Por feliz casualidad, estaba en un supermercado caraqueño y empecé a ver gente con paquetes de café en la mano. Rápidamente, pregunté de dónde venía “el tesoro” y un señor me indicó dónde estaba la cola que me convertiría en café- habiente, “no se equivoque, hay otra para el aceite”, advirtió mi informante. Llegué a mi lugar y me sorprendió ingratamente ver un soldado con arma larga al principio de la cola. Sostenía el arma en sus manos, como listo para cualquier ataque. Me sentí mal, muy mal, eran las cinco de la tarde y no observaba a ninguna persona en el establecimiento en actitud de estar en una zona de combate.

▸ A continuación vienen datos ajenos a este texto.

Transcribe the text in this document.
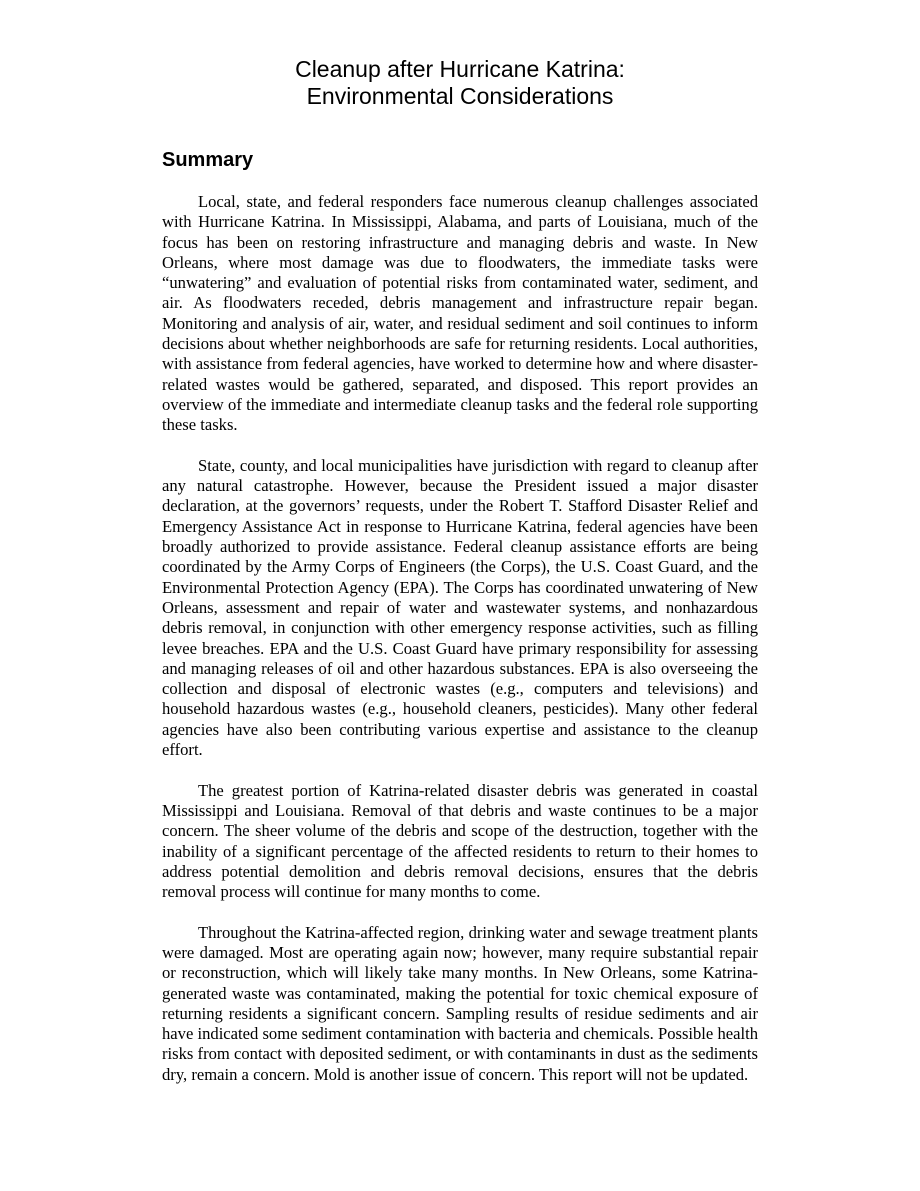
Cleanup after Hurricane Katrina:
Environmental Considerations
Summary

Local, state, and federal responders face numerous cleanup challenges associated with Hurricane Katrina. In Mississippi, Alabama, and parts of Louisiana, much of the focus has been on restoring infrastructure and managing debris and waste. In New Orleans, where most damage was due to floodwaters, the immediate tasks were “unwatering” and evaluation of potential risks from contaminated water, sediment, and air. As floodwaters receded, debris management and infrastructure repair began. Monitoring and analysis of air, water, and residual sediment and soil continues to inform decisions about whether neighborhoods are safe for returning residents. Local authorities, with assistance from federal agencies, have worked to determine how and where disaster-related wastes would be gathered, separated, and disposed. This report provides an overview of the immediate and intermediate cleanup tasks and the federal role supporting these tasks.

State, county, and local municipalities have jurisdiction with regard to cleanup after any natural catastrophe. However, because the President issued a major disaster declaration, at the governors’ requests, under the Robert T. Stafford Disaster Relief and Emergency Assistance Act in response to Hurricane Katrina, federal agencies have been broadly authorized to provide assistance. Federal cleanup assistance efforts are being coordinated by the Army Corps of Engineers (the Corps), the U.S. Coast Guard, and the Environmental Protection Agency (EPA). The Corps has coordinated unwatering of New Orleans, assessment and repair of water and wastewater systems, and nonhazardous debris removal, in conjunction with other emergency response activities, such as filling levee breaches. EPA and the U.S. Coast Guard have primary responsibility for assessing and managing releases of oil and other hazardous substances. EPA is also overseeing the collection and disposal of electronic wastes (e.g., computers and televisions) and household hazardous wastes (e.g., household cleaners, pesticides). Many other federal agencies have also been contributing various expertise and assistance to the cleanup effort.

The greatest portion of Katrina-related disaster debris was generated in coastal Mississippi and Louisiana. Removal of that debris and waste continues to be a major concern. The sheer volume of the debris and scope of the destruction, together with the inability of a significant percentage of the affected residents to return to their homes to address potential demolition and debris removal decisions, ensures that the debris removal process will continue for many months to come.

Throughout the Katrina-affected region, drinking water and sewage treatment plants were damaged. Most are operating again now; however, many require substantial repair or reconstruction, which will likely take many months. In New Orleans, some Katrina-generated waste was contaminated, making the potential for toxic chemical exposure of returning residents a significant concern. Sampling results of residue sediments and air have indicated some sediment contamination with bacteria and chemicals. Possible health risks from contact with deposited sediment, or with contaminants in dust as the sediments dry, remain a concern. Mold is another issue of concern. This report will not be updated.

Hace unos días en el distribuidor de Santa Fe, Caracas, conté 60 funcionarios –creo que eran más- todos visiblemente armados, muchas motos. Miré alrededor a ver dónde estaba el enemigo que ameritaba tanta fuerza. No encontré nada. ¿Eran de la Guardia Nacional? ¿Policía Nacional Bolivariana? No pude distinguir emblemas en los uniformes. Recordé la queja de amigas mías que viven en barrios populares del interior: se sienten indefensas frente a la delincuencia armada y violenta. Me acordé también de la recién salida Resolución 8610. Volví a sentir esa impresión de tener arrugado el corazón. Hace ya tiempo que la militarización se ha ido apropiando de la cotidianidad de los venezolanos.
Uniformados con armas largas en motos que circulan a cualquier hora por cualquier vía, sin que sepamos de alguna declaración de guerra de otros países, sin que tengamos desastres naturales que ameriten control militar de los ciudadanos. Si es verdad que por haber trabajado en lugares de frontera – con Colombia y con Brasil – he visto muchos militares, y sé que en esas zonas se sabe que son “la primera” y a veces la única autoridad. Ayudé a fundar la Escuela de Fe y Alegría en Cojoro, Alta Guajira. Durante 11 años viajé a Manakrü, vecina a Santa Elena de Uairén, a pocos kilómetros de Brasil. Pero una cosa es verlos en la frontera y otra en cualquier calle de Caracas o dentro de un supermercado.
Usted no se imaginaría un soldado haciendo una broma a su superior, o saludándole con un “¿qué hubo? ¿cómo está todo? Le ha caído bien la dieta mi capitán”, o comentarle que el hijo se le enfermó de Chikungunya y no consigue acetaminofén pediátrico. En cambio, entre vecinos esa conversación sería común. Dirá algún lector que estoy banalizando el tema, pero nada de eso, al revés, profundizo el tema.
Un cuartel es un cuartel y la sociedad democrática es otra cosa, no funciona como un cuartel. Llevó décadas, más que la edad de algunos ministros, enseñando a maestros a escuchar a los estudiantes, ayudando a madres y a padres a resolver los conflictos en sus hogares por la vía del diálogo y la comprensión, llevo años propiciando “mesas redondas” para tomar decisiones en comunidades populares. Nada de “línea de mando” que no admite distintos puntos de vista. A un soldado no se le enseñe a discernir, porque no se aceptan discusiones en esas relaciones. “¡Sí, señor!” es la respuesta, se esté o no de acuerdo. No es así en la sociedad compuesta por actores civiles. No hay elecciones en un cuartel para elegir al General, en cambio en una sociedad democrática es en las urnas donde se toman esas decisiones.
Respeto la persona del militar, como respeto a todas las personas, pero quiero vivir en una Venezuela regida por civiles, con mesas redondas para poder hablar al mismo nivel con los otros, con posibilidad de desacuerdos, y el verde que deseo ver en las calles es el de las hojas de los árboles, que acogen generosamente a las aves.